As we were visually inspecting the cube in Viewing spectra and redshifted lines, we noticed some slices with very bad noise. They will later affect our detection within the cube, so in this section let’s have a fast look at them here. We’ll start by looking at the two cubes within the downloaded FITS file:
$ astscript-fits-view a370-crop.fits
The cube on the left is the same cube we studied before.
The cube on the right (which is called
STAT) shows the variance of each voxel.
Go to slice 3195 and press “Next” to view the subsequent slices.
Initially (for the first 5 or 6 slices), the noise looks reasonable.
But as you pass slice 3206, you will see that the noise becomes very bad in both cubes.
It stays like this until about slice 3238!
As you go through the whole cube, you will notice that these slices are much more frequent in the reddest wavelengths.
These slices are affected by the emission lines from our own atmosphere! The atmosphere’s emission in these wavelengths significantly raises the background level in these slices. As a result, the Poisson noise also increases significantly (see Photon counting noise).
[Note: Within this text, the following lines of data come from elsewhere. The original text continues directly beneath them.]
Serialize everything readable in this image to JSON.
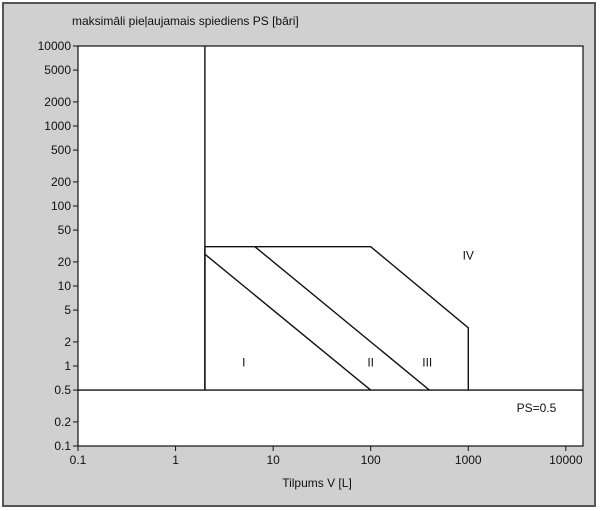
{
  "chart_data": {
    "type": "line",
    "title": "maksimāli pieļaujamais spiediens PS [bāri]",
    "xlabel": "Tilpums V [L]",
    "ylabel": "",
    "x_scale": "log",
    "y_scale": "log",
    "xlim": [
      0.1,
      15000
    ],
    "ylim": [
      0.1,
      10000
    ],
    "x_ticks": [
      0.1,
      1,
      10,
      100,
      1000,
      10000
    ],
    "x_tick_labels": [
      "0.1",
      "1",
      "10",
      "100",
      "1000",
      "10000"
    ],
    "y_ticks": [
      0.1,
      0.2,
      0.5,
      1,
      2,
      5,
      10,
      20,
      50,
      100,
      200,
      500,
      1000,
      2000,
      5000,
      10000
    ],
    "y_tick_labels": [
      "0.1",
      "0.2",
      "0.5",
      "1",
      "2",
      "5",
      "10",
      "20",
      "50",
      "100",
      "200",
      "500",
      "1000",
      "2000",
      "5000",
      "10000"
    ],
    "grid": false,
    "series": [
      {
        "points": [
          [
            2,
            0.5
          ],
          [
            2,
            10000
          ]
        ]
      },
      {
        "points": [
          [
            0.1,
            0.5
          ],
          [
            15000,
            0.5
          ]
        ]
      },
      {
        "points": [
          [
            2,
            31
          ],
          [
            100,
            31
          ],
          [
            1000,
            3
          ],
          [
            1000,
            0.5
          ]
        ]
      },
      {
        "points": [
          [
            2,
            31
          ],
          [
            2,
            0.5
          ]
        ]
      },
      {
        "points": [
          [
            2,
            25
          ],
          [
            100,
            0.5
          ]
        ]
      },
      {
        "points": [
          [
            6.5,
            31
          ],
          [
            400,
            0.5
          ]
        ]
      }
    ],
    "annotations": [
      {
        "text": "I",
        "x": 5,
        "y": 1.1
      },
      {
        "text": "II",
        "x": 100,
        "y": 1.1
      },
      {
        "text": "III",
        "x": 380,
        "y": 1.1
      },
      {
        "text": "IV",
        "x": 1000,
        "y": 24
      },
      {
        "text": "PS=0.5",
        "x": 5000,
        "y": 0.3
      }
    ]
  },
  "colors": {
    "background": "#d0d0d0",
    "plot_area": "#ffffff",
    "lines": "#111111"
  }
}
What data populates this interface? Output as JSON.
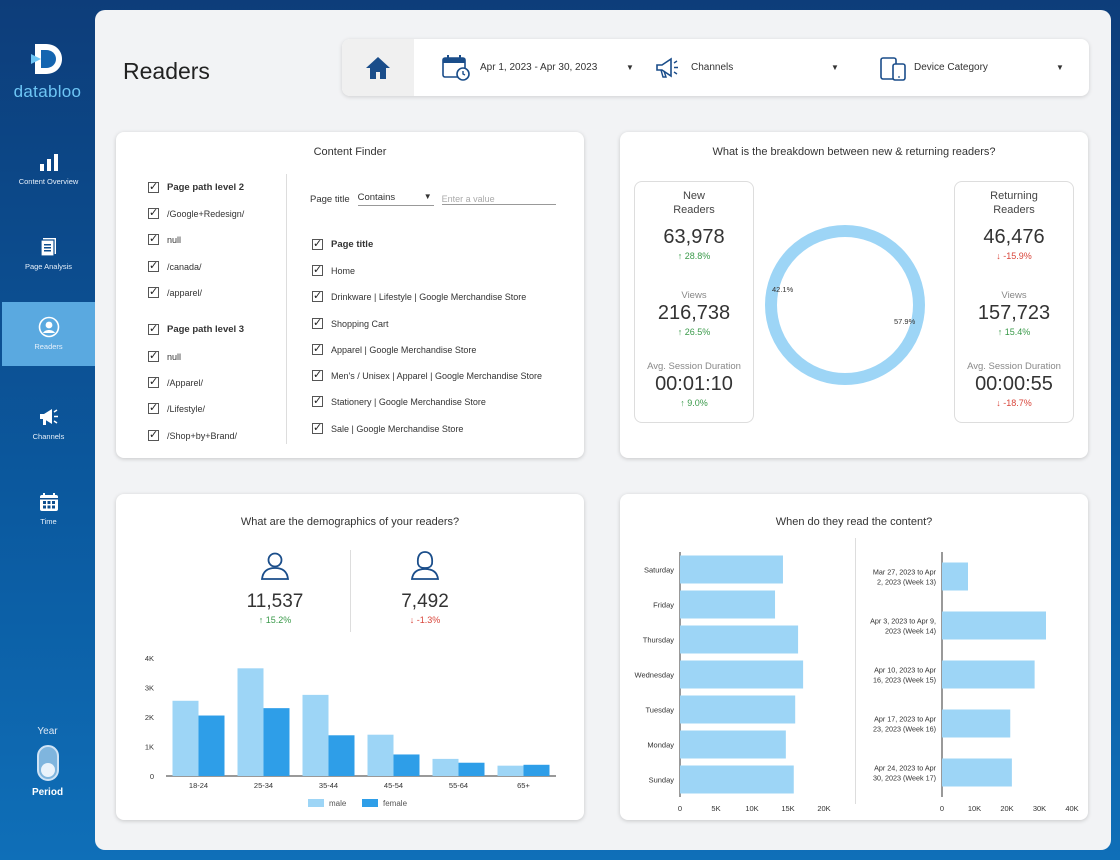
{
  "brand": {
    "name": "databloo"
  },
  "sidebar": {
    "items": [
      {
        "label": "Content Overview",
        "icon": "bar-chart-icon"
      },
      {
        "label": "Page Analysis",
        "icon": "document-icon"
      },
      {
        "label": "Readers",
        "icon": "user-circle-icon",
        "active": true
      },
      {
        "label": "Channels",
        "icon": "megaphone-icon"
      },
      {
        "label": "Time",
        "icon": "calendar-icon"
      }
    ],
    "period": {
      "year_label": "Year",
      "period_label": "Period"
    }
  },
  "page": {
    "title": "Readers"
  },
  "filters": {
    "date_range": "Apr 1, 2023 - Apr 30, 2023",
    "channels": "Channels",
    "device": "Device Category"
  },
  "content_finder": {
    "title": "Content Finder",
    "level2_header": "Page path level 2",
    "level2_items": [
      "/Google+Redesign/",
      "null",
      "/canada/",
      "/apparel/"
    ],
    "level3_header": "Page path level 3",
    "level3_items": [
      "null",
      "/Apparel/",
      "/Lifestyle/",
      "/Shop+by+Brand/"
    ],
    "page_title_filter_label": "Page title",
    "page_title_operator": "Contains",
    "page_title_placeholder": "Enter a value",
    "page_title_header": "Page title",
    "page_title_items": [
      "Home",
      "Drinkware | Lifestyle | Google Merchandise Store",
      "Shopping Cart",
      "Apparel | Google Merchandise Store",
      "Men's / Unisex | Apparel | Google Merchandise Store",
      "Stationery | Google Merchandise Store",
      "Sale | Google Merchandise Store"
    ]
  },
  "breakdown": {
    "title": "What is the breakdown between new & returning readers?",
    "new": {
      "label": "New\nReaders",
      "readers": "63,978",
      "readers_delta": "28.8%",
      "readers_dir": "up",
      "views_label": "Views",
      "views": "216,738",
      "views_delta": "26.5%",
      "views_dir": "up",
      "duration_label": "Avg. Session Duration",
      "duration": "00:01:10",
      "duration_delta": "9.0%",
      "duration_dir": "up"
    },
    "returning": {
      "label": "Returning\nReaders",
      "readers": "46,476",
      "readers_delta": "-15.9%",
      "readers_dir": "down",
      "views_label": "Views",
      "views": "157,723",
      "views_delta": "15.4%",
      "views_dir": "up",
      "duration_label": "Avg. Session Duration",
      "duration": "00:00:55",
      "duration_delta": "-18.7%",
      "duration_dir": "down"
    },
    "donut": {
      "slices": [
        {
          "label": "42.1%",
          "value": 42.1,
          "color": "#3aa3e6"
        },
        {
          "label": "57.9%",
          "value": 57.9,
          "color": "#9dd5f6"
        }
      ]
    }
  },
  "demographics": {
    "title": "What are the demographics of your readers?",
    "male": {
      "value": "11,537",
      "delta": "15.2%",
      "dir": "up"
    },
    "female": {
      "value": "7,492",
      "delta": "-1.3%",
      "dir": "down"
    }
  },
  "when": {
    "title": "When do they read the content?"
  },
  "chart_data": [
    {
      "type": "bar",
      "categories": [
        "18-24",
        "25-34",
        "35-44",
        "45-54",
        "55-64",
        "65+"
      ],
      "series": [
        {
          "name": "male",
          "values": [
            2550,
            3650,
            2750,
            1400,
            580,
            350
          ],
          "color": "#9dd5f6"
        },
        {
          "name": "female",
          "values": [
            2050,
            2300,
            1380,
            730,
            450,
            380
          ],
          "color": "#2e9ee8"
        }
      ],
      "ylim": [
        0,
        4000
      ],
      "yticks": [
        "0",
        "1K",
        "2K",
        "3K",
        "4K"
      ],
      "legend": "bottom"
    },
    {
      "type": "bar",
      "orientation": "horizontal",
      "categories": [
        "Saturday",
        "Friday",
        "Thursday",
        "Wednesday",
        "Tuesday",
        "Monday",
        "Sunday"
      ],
      "values": [
        14300,
        13200,
        16400,
        17100,
        16000,
        14700,
        15800
      ],
      "xlim": [
        0,
        20000
      ],
      "xticks": [
        "0",
        "5K",
        "10K",
        "15K",
        "20K"
      ],
      "color": "#9dd5f6"
    },
    {
      "type": "bar",
      "orientation": "horizontal",
      "categories": [
        "Mar 27, 2023 to Apr 2, 2023 (Week 13)",
        "Apr 3, 2023 to Apr 9, 2023 (Week 14)",
        "Apr 10, 2023 to Apr 16, 2023 (Week 15)",
        "Apr 17, 2023 to Apr 23, 2023 (Week 16)",
        "Apr 24, 2023 to Apr 30, 2023 (Week 17)"
      ],
      "category_lines": [
        [
          "Mar 27, 2023 to Apr",
          "2, 2023 (Week 13)"
        ],
        [
          "Apr 3, 2023 to Apr 9,",
          "2023 (Week 14)"
        ],
        [
          "Apr 10, 2023 to Apr",
          "16, 2023 (Week 15)"
        ],
        [
          "Apr 17, 2023 to Apr",
          "23, 2023 (Week 16)"
        ],
        [
          "Apr 24, 2023 to Apr",
          "30, 2023 (Week 17)"
        ]
      ],
      "values": [
        8000,
        32000,
        28500,
        21000,
        21500
      ],
      "xlim": [
        0,
        40000
      ],
      "xticks": [
        "0",
        "10K",
        "20K",
        "30K",
        "40K"
      ],
      "color": "#9dd5f6"
    }
  ]
}
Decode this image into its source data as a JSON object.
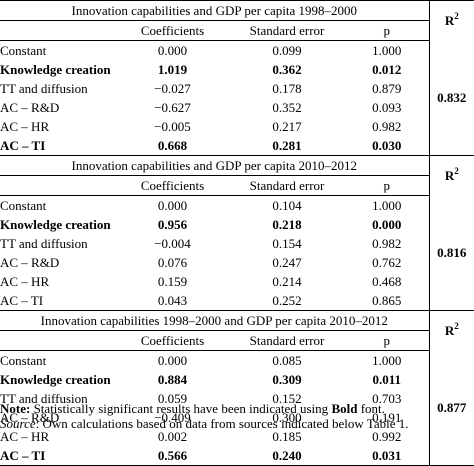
{
  "headers": {
    "coefficients": "Coefficients",
    "standard_error": "Standard error",
    "p": "p",
    "r2": "R",
    "r2_sup": "2"
  },
  "sections": [
    {
      "title": "Innovation capabilities and GDP per capita 1998–2000",
      "r2": "0.832",
      "rows": [
        {
          "label": "Constant",
          "coef": "0.000",
          "se": "0.099",
          "p": "1.000",
          "bold": false
        },
        {
          "label": "Knowledge creation",
          "coef": "1.019",
          "se": "0.362",
          "p": "0.012",
          "bold": true
        },
        {
          "label": "TT and diffusion",
          "coef": "−0.027",
          "se": "0.178",
          "p": "0.879",
          "bold": false
        },
        {
          "label": "AC – R&D",
          "coef": "−0.627",
          "se": "0.352",
          "p": "0.093",
          "bold": false
        },
        {
          "label": "AC – HR",
          "coef": "−0.005",
          "se": "0.217",
          "p": "0.982",
          "bold": false
        },
        {
          "label": "AC – TI",
          "coef": "0.668",
          "se": "0.281",
          "p": "0.030",
          "bold": true
        }
      ]
    },
    {
      "title": "Innovation capabilities and GDP per capita 2010–2012",
      "r2": "0.816",
      "rows": [
        {
          "label": "Constant",
          "coef": "0.000",
          "se": "0.104",
          "p": "1.000",
          "bold": false
        },
        {
          "label": "Knowledge creation",
          "coef": "0.956",
          "se": "0.218",
          "p": "0.000",
          "bold": true
        },
        {
          "label": "TT and diffusion",
          "coef": "−0.004",
          "se": "0.154",
          "p": "0.982",
          "bold": false
        },
        {
          "label": "AC – R&D",
          "coef": "0.076",
          "se": "0.247",
          "p": "0.762",
          "bold": false
        },
        {
          "label": "AC – HR",
          "coef": "0.159",
          "se": "0.214",
          "p": "0.468",
          "bold": false
        },
        {
          "label": "AC – TI",
          "coef": "0.043",
          "se": "0.252",
          "p": "0.865",
          "bold": false
        }
      ]
    },
    {
      "title": "Innovation capabilities 1998–2000 and GDP per capita 2010–2012",
      "r2": "0.877",
      "rows": [
        {
          "label": "Constant",
          "coef": "0.000",
          "se": "0.085",
          "p": "1.000",
          "bold": false
        },
        {
          "label": "Knowledge creation",
          "coef": "0.884",
          "se": "0.309",
          "p": "0.011",
          "bold": true
        },
        {
          "label": "TT and diffusion",
          "coef": "0.059",
          "se": "0.152",
          "p": "0.703",
          "bold": false
        },
        {
          "label": "AC – R&D",
          "coef": "−0.409",
          "se": "0.300",
          "p": "0.191",
          "bold": false
        },
        {
          "label": "AC – HR",
          "coef": "0.002",
          "se": "0.185",
          "p": "0.992",
          "bold": false
        },
        {
          "label": "AC – TI",
          "coef": "0.566",
          "se": "0.240",
          "p": "0.031",
          "bold": true
        }
      ]
    }
  ],
  "notes": {
    "note_label": "Note:",
    "note_text": " Statistically significant results have been indicated using ",
    "note_bold": "Bold",
    "note_end": " font.",
    "source_label": "Source",
    "source_text": ": Own calculations based on data from sources indicated below Table 1."
  }
}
During the data reduction, the excess background flux of each slice is removed as the Sky (or the mean of undetected pixels, see Sky value). However, the increased Poisson noise (scatter of pixel values) remains!
To see spectrum of the sky emission lines, simply put a region somewhere in the
STAT cube and generate its spectrum (as we did in Viewing spectra and redshifted lines).
You will clearly see the comb-like shape of atmospheric emission lines and can use this to know where to expect them.